25 Oct Un Viaje por las Villas Fortificadas de Soria: Segunda Parte
Las villas fortificadas de Soria forman parte de un patrimonio que habla de una época donde la defensa era vital para la supervivencia de sus habitantes. En esta segunda parte, seguimos explorando tres localidades de especial relevancia: Ágreda, Monteagudo de las Vicarías y El Burgo de Osma. Cada una de estas villas fue testigo de importantes acontecimientos históricos y conserva murallas, torres y fortificaciones que nos trasladan a los tiempos de la Reconquista y las luchas entre reinos. Acompáñanos en esta aventura para descubrir los secretos medievales que aún laten en estas fortalezas.
La Villa Fortificada de Ágreda: Entre Tres Culturas
Ágreda (Puerta Califal)
Ágreda, conocida como la “Villa de las Tres Culturas”, es un ejemplo único de convivencia entre cristianos, musulmanes y judíos. Su posición estratégica a los pies del Moncayo convirtió a la localidad en un punto clave durante la Edad Media. Aquí, las murallas juegan un papel crucial, pues delimitaban los barrios que coexistían, pero mantenían su independencia. De los cuatro recintos amurallados que tuvo Ágreda, todavía quedan vestigios importantes, entre ellos ocho puertas y tres torreones completos.
Las murallas musulmanas de Ágreda datan del siglo X, con elementos arquitectónicos característicos como las puertas de herradura. Un ejemplo es la Puerta Emiral, reconstruida en 1573, que permite el acceso al Barrio Moro, uno de los más emblemáticos de la villa. También destaca la Torre de la Mota, levantada posiblemente en el siglo XIII, con restos de almenas que aún se mantienen en pie. Desde lo alto, las vistas sobre el valle del Queiles son espectaculares.
Además de las murallas, el Centro de Interpretación de la Ciudad y el Territorio permite realizar un recorrido virtual por los recintos amurallados, desde la Edad Media hasta nuestros días. Sin duda, Ágreda es una parada obligada para los amantes de la historia y la arquitectura medieval.
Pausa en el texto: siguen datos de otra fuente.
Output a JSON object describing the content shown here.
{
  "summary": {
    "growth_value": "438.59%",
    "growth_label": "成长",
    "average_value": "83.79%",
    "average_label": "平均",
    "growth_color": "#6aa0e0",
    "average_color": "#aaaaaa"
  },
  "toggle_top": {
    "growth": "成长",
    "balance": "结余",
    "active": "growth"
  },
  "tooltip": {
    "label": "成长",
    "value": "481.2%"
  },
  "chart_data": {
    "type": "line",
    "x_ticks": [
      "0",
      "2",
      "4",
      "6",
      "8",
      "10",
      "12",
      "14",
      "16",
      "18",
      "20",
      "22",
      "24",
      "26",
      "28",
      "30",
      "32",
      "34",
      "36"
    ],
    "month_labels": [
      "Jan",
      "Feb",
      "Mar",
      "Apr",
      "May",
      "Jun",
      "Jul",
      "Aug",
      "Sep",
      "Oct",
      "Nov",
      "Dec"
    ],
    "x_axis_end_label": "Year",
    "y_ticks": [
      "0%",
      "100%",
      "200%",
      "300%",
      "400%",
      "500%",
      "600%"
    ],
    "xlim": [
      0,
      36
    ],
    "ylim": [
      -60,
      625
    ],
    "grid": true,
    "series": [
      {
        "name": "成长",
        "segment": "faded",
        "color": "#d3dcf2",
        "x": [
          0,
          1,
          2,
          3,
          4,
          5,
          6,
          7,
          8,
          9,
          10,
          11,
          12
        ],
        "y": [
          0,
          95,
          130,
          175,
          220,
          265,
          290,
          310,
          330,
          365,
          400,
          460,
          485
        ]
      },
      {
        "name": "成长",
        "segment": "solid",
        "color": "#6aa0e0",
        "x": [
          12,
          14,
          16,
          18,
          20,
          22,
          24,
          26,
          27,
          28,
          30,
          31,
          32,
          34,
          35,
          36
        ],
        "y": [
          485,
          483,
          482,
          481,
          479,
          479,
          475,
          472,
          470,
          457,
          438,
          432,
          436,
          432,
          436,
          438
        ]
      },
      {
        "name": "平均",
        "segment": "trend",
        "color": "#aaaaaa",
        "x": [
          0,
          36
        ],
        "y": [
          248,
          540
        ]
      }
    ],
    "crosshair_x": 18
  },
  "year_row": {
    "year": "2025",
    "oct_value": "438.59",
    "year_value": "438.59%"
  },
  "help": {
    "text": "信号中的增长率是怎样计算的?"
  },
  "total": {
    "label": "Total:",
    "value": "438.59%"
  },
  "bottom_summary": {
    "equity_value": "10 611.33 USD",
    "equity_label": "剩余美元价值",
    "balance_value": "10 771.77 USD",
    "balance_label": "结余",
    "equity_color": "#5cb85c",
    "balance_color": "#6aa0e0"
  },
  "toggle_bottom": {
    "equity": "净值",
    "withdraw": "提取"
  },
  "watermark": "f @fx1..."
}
Monteagudo de las Vicarías: Un Bastión en la Frontera
Panorámica de Monteagudo de las Vicarias
Ubicada en un terreno elevado y estratégico, Monteagudo de las Vicarías fue durante siglos una villa clave en las tensiones entre los reinos de Castilla y Aragón. La fortificación de Monteagudo destaca por la presencia del castillo de la Recompensa, que forma parte del casco urbano y se levanta en el interior de las murallas medievales. Esta fortaleza, construida por la familia Hurtado de Mendoza en el siglo XV, tiene una estructura pentagonal con torres en los ángulos, cada una con una forma geométrica distinta, siendo la torre hexagonal la más alta, un símbolo de señorío.
El castillo posee dos puertas de acceso de estilo gótico, defendidas por matacanes y coronadas con escudos de los Mendoza, antiguos señores de la villa. En cuanto a las murallas, aunque algunas se han perdido, todavía se conservan lienzos importantes, así como la puerta principal, llamada el Arco, que conduce directamente a la calle Mayor.
Monteagudo de las Vicarías no solo impresiona por su robustez, sino por su historia de luchas entre reinos, lo que le confiere un carácter especial dentro de las villas fortificadas de Soria. La mezcla de estilos arquitectónicos y el paisaje circundante hacen de este enclave una visita obligada para entender las disputas territoriales de la época medieval.
El Burgo de Osma: Un Tesoro de la Arquitectura Militar
Villa fortificada (El Burgo de Osma)
El Burgo de Osma es, sin duda, una de las villas más representativas de Soria. Su imponente catedral y sus calles medievales no son más que el reflejo de una villa que, durante siglos, fue un baluarte defensivo. La villa cuenta con importantes vestigios de sus antiguas murallas, además del castillo que se alza sobre un promontorio, dominando toda la zona. Este castillo, aunque en parte en ruinas, sigue siendo un símbolo del poder militar de la región.
El Burgo de Osma también fue un centro religioso y cultural, pero su valor estratégico no puede subestimarse. Las murallas que protegían la ciudad en la Edad Media permitieron su crecimiento y la convirtieron en un punto neurálgico para el comercio y la defensa durante siglos.